We use acariform mites, in particular Endeostigmata (a lineage regarded by specialists as a basal paraphyletic assemblage at the acariform root) as model organisms to test hypotheses about origin and maintenance of asexuality. We first infer an acariform phylogenetic tree (76 ingroup taxa, 5 nuclear genes, 11 kb aligned) and then test if the distribution of ancient asexual lineages (as defined by the paleontological record and phylogeny) is correlated with habitat. There are two basic habitats for endeostigmatan mites: deep soil and upper soil with related environments (eg., litter, moss). Deep soil harbors specialist asexual species (15.6%), while upper soil is inhabited by both sexual and asexual species (28.6% and 15.6%, respectively). There are also generalist species living in both habitats (33.3% of sexuals and 6.8% asexuals). Deep soil is a stable, impoverished environment that can support only very low population densities. Hence, asexuality may be more favorable there because there is no need to invest resources in producing males and maintain genetic diversity beside the most adapted genotype. In contrast, sexuality may be advantageous in more unpredictable and resource rich habitat, such as upper soil.

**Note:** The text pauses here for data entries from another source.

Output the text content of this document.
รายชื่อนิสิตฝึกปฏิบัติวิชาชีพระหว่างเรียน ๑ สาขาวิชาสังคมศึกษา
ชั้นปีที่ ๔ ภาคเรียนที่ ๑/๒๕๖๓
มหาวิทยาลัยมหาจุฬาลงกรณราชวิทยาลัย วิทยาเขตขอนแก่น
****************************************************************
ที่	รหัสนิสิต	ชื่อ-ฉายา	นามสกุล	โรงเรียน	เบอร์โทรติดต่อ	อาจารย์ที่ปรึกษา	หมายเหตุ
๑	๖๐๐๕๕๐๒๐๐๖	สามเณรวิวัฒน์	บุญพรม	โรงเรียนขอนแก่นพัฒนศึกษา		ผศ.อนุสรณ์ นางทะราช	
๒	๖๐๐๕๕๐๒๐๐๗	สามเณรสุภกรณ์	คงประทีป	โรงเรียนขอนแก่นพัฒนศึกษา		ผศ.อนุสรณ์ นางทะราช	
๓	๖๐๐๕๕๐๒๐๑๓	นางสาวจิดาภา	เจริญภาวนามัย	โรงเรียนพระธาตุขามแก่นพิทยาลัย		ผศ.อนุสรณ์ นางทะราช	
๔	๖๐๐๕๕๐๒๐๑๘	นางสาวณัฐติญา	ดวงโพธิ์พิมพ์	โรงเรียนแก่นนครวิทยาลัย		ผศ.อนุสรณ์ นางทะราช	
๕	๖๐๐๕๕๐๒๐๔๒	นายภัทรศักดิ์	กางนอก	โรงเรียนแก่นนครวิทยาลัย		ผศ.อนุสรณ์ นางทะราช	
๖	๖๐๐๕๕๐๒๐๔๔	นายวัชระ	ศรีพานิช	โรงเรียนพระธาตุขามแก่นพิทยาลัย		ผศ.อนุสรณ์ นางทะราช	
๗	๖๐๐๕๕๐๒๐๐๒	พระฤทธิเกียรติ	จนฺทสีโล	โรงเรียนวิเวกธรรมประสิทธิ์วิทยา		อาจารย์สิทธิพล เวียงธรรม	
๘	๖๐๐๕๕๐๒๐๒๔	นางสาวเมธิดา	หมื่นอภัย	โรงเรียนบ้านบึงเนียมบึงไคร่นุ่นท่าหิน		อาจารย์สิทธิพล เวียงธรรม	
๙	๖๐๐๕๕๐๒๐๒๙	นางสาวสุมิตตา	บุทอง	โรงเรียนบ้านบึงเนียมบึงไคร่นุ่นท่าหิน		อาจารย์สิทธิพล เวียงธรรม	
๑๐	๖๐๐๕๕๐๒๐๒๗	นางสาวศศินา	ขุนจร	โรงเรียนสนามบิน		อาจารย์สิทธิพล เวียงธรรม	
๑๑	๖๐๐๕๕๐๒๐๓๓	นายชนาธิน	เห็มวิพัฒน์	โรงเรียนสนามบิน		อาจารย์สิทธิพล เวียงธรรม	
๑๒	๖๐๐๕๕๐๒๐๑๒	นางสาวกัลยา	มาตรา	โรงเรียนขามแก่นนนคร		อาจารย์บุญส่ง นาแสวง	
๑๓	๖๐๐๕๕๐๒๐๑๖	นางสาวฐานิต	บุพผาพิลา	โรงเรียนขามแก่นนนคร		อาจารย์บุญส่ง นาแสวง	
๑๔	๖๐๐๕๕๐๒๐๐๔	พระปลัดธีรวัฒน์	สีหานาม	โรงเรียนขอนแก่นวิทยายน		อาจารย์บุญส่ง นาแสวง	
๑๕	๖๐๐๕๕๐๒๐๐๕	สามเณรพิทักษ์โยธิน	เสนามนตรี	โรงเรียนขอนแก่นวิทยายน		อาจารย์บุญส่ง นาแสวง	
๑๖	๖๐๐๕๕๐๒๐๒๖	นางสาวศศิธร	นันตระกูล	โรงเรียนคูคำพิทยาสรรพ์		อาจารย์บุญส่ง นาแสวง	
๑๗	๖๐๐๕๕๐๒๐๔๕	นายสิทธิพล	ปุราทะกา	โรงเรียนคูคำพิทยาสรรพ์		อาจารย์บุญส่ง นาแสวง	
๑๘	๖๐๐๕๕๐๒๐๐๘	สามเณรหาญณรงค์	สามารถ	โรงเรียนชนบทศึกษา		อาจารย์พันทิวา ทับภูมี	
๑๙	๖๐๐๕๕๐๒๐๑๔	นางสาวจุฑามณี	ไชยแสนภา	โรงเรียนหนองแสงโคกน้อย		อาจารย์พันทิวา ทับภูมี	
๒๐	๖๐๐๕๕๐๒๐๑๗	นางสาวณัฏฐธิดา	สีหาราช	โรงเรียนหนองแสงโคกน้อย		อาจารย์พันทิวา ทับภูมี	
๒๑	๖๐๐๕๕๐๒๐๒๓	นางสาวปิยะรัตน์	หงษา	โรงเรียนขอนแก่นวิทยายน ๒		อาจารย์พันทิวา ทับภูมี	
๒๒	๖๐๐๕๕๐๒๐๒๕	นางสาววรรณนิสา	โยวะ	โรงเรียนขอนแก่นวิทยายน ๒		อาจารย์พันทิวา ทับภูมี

We test if phylogenetic and environmental distribution of asexual lineages can be explained by two hypotheses: (i) rates of diversification (speciation minus extinction) of asexual lineages are higher in deep soil, and (ii) slower at upper soil (unpredictable environment, competition with sexual species). As a consequence, a mix of basal and recent asexual lineages is expected in deep soil because of asymmetric diversification and migration between deep and upper soil.  

We test this model in the program GeoSSE, which can estimate habitat-dependent rates of speciation, extinction, and migration in a phylogenic context (using branching pattern and timing). Another parameter, the rate of between-habitat speciation, is available for species from both deep and upper soil. All these rates are estimated given the topology, and then the best model is compared with a model constrained for rates of speciation, extinction and migration to be lower in deep soil. As such, GeoSSE results provide an additional test for ‘ancient’ asexuality (i.e., if speciose asexual-only clades are indeed ancient, but not a result of asymmetrical diversification).

            Our study provides a unique window into how environment may affect evolution and long-term maintenance of asexuality in the oldest asexual metazoan lineage.